In Practical Common Lisp, Peter Seibel write:
The mechanism by which multiple values are returned is implementation dependent just like the mechanism for passing arguments into functions is. Almost all language constructs that return the value of some subform will "pass through" multiple values, returning all the values returned by the subform. Thus, a function that returns the result of calling VALUES or VALUES-LIST will itself return multiple values--and so will another function whose result comes from calling the first function. And so on.
The implementation dependent does worry me. My understanding is that the following code might just return primary value:
> (defun f ()
(values 'a 'b))
> (defun g ()
(f))
> (g) ; ==> a ? or a b ?
If so, does it mean that I should use this feature sparingly?
Any help is appreciated.
It's implementation-dependent in the sense that how multiple values are returned at the CPU level may vary from implementation to implementation. However, the semantics are well-specified at the language level and you generally do not need to be concerned about the low-level implementation.

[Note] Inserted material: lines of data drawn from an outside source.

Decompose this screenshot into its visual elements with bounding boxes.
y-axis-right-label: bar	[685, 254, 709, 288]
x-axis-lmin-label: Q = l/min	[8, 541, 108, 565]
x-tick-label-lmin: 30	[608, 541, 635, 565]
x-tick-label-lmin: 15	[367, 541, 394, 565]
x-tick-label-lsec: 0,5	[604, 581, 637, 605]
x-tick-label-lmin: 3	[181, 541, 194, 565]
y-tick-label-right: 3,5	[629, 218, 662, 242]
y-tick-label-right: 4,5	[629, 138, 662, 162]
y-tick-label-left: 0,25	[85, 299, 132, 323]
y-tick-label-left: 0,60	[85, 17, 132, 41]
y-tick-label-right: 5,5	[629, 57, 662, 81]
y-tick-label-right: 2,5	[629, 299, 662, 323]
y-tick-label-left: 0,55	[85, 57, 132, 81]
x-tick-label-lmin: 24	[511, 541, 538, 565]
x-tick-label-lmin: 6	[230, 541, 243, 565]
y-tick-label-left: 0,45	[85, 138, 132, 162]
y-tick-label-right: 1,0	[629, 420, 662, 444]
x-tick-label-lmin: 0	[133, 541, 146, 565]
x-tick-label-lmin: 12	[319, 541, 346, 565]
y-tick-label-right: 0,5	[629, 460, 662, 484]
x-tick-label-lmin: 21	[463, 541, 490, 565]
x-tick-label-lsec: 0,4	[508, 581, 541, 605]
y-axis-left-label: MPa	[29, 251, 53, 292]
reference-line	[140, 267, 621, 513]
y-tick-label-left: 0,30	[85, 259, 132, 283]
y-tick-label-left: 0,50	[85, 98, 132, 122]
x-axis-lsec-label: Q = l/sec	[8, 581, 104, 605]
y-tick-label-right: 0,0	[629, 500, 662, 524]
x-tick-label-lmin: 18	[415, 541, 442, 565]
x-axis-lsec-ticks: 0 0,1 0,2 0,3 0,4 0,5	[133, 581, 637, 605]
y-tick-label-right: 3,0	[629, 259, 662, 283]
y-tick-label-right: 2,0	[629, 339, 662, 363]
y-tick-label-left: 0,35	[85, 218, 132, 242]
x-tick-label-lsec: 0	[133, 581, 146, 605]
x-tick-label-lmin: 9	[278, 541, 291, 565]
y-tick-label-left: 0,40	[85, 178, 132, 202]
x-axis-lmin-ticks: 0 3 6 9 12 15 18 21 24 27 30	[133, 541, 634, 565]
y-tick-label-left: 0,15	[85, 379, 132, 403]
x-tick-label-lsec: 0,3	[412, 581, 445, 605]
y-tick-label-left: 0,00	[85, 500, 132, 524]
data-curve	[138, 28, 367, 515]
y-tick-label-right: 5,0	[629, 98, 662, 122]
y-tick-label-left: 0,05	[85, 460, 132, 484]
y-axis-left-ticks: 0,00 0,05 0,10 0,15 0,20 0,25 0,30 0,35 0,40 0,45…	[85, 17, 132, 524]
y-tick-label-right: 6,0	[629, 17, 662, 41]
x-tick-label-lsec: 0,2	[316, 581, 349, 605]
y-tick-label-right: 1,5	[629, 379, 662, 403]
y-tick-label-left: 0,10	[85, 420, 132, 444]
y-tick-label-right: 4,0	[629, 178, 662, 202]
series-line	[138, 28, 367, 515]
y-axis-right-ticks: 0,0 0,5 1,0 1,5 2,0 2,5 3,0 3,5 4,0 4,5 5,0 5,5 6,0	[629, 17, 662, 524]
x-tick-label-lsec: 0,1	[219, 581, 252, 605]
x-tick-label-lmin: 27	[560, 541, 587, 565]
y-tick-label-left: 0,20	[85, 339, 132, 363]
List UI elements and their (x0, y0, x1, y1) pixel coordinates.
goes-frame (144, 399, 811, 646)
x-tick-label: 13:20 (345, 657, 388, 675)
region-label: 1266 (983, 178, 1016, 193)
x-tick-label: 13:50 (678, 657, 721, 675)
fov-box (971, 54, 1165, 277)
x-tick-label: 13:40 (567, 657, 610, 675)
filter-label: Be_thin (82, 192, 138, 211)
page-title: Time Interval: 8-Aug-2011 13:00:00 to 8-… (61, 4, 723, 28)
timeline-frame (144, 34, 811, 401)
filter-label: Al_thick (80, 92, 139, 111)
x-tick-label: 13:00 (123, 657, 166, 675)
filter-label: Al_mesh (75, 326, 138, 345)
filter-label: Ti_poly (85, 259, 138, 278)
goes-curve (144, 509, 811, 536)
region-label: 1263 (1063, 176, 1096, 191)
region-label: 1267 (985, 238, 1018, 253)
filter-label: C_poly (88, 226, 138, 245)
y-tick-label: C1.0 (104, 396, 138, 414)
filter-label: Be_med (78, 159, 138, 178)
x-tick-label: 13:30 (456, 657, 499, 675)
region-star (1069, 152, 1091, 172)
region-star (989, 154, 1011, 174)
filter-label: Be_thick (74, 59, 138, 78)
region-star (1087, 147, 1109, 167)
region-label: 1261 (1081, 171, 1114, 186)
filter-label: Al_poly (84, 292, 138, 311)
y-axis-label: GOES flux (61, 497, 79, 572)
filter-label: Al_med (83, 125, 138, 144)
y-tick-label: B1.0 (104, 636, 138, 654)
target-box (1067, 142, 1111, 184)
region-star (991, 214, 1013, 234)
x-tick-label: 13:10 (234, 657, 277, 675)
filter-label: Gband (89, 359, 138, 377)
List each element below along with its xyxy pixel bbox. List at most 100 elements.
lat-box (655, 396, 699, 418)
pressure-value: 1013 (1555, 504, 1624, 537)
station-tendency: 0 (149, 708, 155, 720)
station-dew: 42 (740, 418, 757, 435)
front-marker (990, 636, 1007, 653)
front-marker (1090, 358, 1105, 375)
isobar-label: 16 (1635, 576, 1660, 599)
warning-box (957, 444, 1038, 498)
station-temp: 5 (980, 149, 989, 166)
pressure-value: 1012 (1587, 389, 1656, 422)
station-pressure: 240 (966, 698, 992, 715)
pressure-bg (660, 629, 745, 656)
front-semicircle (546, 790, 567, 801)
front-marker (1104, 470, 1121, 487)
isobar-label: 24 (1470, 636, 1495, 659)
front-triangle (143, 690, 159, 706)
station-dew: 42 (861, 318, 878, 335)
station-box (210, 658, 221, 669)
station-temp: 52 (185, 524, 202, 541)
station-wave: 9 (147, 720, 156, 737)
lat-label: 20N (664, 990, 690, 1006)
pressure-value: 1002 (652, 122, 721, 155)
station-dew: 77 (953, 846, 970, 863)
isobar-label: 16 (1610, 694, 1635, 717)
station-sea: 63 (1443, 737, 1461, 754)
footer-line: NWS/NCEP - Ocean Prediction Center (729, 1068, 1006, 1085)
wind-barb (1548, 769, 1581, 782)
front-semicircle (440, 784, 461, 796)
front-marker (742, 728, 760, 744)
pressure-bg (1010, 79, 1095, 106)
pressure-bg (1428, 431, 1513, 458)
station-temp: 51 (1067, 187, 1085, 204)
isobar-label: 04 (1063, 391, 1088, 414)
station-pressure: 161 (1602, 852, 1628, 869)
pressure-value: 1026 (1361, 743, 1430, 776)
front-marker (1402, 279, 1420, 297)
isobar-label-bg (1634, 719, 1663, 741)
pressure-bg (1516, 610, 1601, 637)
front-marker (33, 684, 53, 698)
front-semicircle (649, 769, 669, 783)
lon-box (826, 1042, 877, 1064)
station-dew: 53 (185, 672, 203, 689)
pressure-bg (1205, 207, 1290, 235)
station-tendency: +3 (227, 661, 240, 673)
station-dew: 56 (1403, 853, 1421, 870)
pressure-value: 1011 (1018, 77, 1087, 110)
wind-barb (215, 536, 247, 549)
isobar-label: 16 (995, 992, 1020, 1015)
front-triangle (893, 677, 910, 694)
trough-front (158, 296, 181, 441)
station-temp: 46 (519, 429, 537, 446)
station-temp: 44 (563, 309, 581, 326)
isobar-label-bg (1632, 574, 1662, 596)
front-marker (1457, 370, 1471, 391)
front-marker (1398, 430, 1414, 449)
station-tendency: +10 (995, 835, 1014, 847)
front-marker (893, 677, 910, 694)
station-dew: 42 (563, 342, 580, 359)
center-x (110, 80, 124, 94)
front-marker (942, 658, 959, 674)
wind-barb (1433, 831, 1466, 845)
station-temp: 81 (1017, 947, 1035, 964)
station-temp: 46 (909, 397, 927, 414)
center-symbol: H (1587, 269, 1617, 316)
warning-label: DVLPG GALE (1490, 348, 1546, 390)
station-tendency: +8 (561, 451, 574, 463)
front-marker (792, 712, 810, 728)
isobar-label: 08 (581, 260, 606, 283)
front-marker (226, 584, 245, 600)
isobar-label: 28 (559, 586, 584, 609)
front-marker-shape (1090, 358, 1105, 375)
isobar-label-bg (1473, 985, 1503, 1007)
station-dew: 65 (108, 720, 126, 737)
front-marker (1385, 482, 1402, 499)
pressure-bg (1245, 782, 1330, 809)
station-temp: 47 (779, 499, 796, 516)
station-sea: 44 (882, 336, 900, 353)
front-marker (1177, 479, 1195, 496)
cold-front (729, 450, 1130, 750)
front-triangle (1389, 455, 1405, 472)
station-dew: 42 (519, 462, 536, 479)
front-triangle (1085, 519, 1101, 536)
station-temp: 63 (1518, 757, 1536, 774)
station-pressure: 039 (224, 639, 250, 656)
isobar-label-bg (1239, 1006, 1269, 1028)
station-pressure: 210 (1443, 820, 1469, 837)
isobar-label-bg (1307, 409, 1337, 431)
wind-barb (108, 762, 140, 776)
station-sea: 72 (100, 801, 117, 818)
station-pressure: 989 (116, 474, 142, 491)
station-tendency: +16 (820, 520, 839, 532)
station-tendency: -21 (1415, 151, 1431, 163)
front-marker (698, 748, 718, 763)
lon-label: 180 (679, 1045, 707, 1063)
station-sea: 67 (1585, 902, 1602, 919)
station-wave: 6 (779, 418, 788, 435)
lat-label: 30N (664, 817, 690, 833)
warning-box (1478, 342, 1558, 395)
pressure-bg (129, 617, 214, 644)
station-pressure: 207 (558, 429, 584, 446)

See section 2.5, "Function result protocol", of The Movitz development platform for an example of how one implementation handles multiple return values:
The CPU’s carry flag (i.e. the CF bit in the eflags register) is used to signal whether anything other than precisely one value is being returned. Whenever CF is set, ecx holds the number of values returned. When CF is cleared, a single value in eax is implied. A function’s primary value is always returned in eax. That is, even when zero values are returned, eax is loaded with nil.
It's this kind of low-level detail that may vary from implementation to implementation.